Un être comme les autres
Que partage l’homme avec le reste du vivant ? Nous partageons déjà une membrane qui délimite un dedans et un dehors : l’homme a la peau, la bactérie une paroi cellulaire et la Terre une atmosphère. Au sein de cette membrane, tous les êtres vivants maintiennent un milieu régulé qui permet leur fonctionnement. Ce concept d’homéostasie est valable aussi bien pour les animaux, les végétaux ou encore les virus. Enfin, chaque être vivant met en place un équilibre dynamique semi-ouvert entre le milieu intérieur et le milieu extérieur afin de bénéficier de sources d’énergie et d’évacuer des produits de dégradation. Bref, nous présentons en tant qu’humain la même fragilité que le reste du vivant : un équilibre précaire entre création et destruction, dans une interaction permanente et vitale avec notre environnement.
Les poupées russes
Le vivant n’est qu’imbrication et symbiose : une cellule habite un tissu, un tissu habite un organe, un organe habite un organisme, un organisme habite une espèce, une espèce habite un écosystème et un écosystème habite la Terre. Chaque échelon représente le milieu extérieur de sa brique constitutionnelle et l’homme n’est qu’un échelon de cette poupée russe du vivant. Les dernières recherches confirment cette lecture : influence du microbiote intestinal sur notre comportement ou encore découverte que 10% de notre génome provient du matériel génétique de virus (merci les rétrovirus pour la création du placenta). Même nos cellules sont la preuve de cette imbrication avec une mitochondrie, structure en charge de la production d’énergie, qui est le vestige d’une bactérie “avalée” (endocytose) par notre cellule ancestrale. Le vivant est une continuité. La scission n’est pas viable.

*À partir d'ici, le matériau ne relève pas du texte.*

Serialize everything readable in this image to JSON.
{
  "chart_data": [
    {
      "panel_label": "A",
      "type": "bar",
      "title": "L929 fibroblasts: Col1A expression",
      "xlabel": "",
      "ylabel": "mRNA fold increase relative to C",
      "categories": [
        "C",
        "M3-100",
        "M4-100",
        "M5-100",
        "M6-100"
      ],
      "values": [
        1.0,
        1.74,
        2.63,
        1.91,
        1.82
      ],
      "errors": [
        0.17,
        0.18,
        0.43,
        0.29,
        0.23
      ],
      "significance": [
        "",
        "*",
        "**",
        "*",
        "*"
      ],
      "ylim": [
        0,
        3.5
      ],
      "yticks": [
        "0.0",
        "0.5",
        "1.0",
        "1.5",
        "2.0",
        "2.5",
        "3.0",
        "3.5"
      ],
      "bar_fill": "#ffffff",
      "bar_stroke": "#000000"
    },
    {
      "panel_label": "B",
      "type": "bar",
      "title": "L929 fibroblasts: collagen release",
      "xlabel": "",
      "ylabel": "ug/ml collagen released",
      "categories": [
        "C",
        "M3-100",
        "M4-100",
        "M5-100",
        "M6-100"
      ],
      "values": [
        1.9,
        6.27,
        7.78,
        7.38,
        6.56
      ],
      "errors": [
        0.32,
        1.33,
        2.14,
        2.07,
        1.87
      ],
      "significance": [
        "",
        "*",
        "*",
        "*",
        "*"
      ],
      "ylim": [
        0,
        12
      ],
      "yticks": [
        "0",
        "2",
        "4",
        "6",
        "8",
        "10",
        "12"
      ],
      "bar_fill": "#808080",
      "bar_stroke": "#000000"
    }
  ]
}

Le fantasme de l’autonomie
Difficile avec ces connaissances récentes de continuer à prôner la supériorité de l’homme sur le reste du vivant. Pourtant, en continuant à détruire les échelons du vivant qui nous entourent, nous persistons dans un fantasme mortifère. Comment traitons-nous les bactéries de notre intestin en ingérant pesticides et antibiotiques ? Comment traitons-nous notre environnement naturel en déforestant et en érodant sa diversité ? L’humanité doit rapidement faire le deuil de son hégémonie pour ne pas connaître la solitude d’une coquille vide (quand bien même fût-elle augmentée), échouée sur une planète devenue inhabitable. Soyons conscients que nous ne sommes qu’un échelon au même titre que la Terre, l’abeille, l’arbre ou… le virus.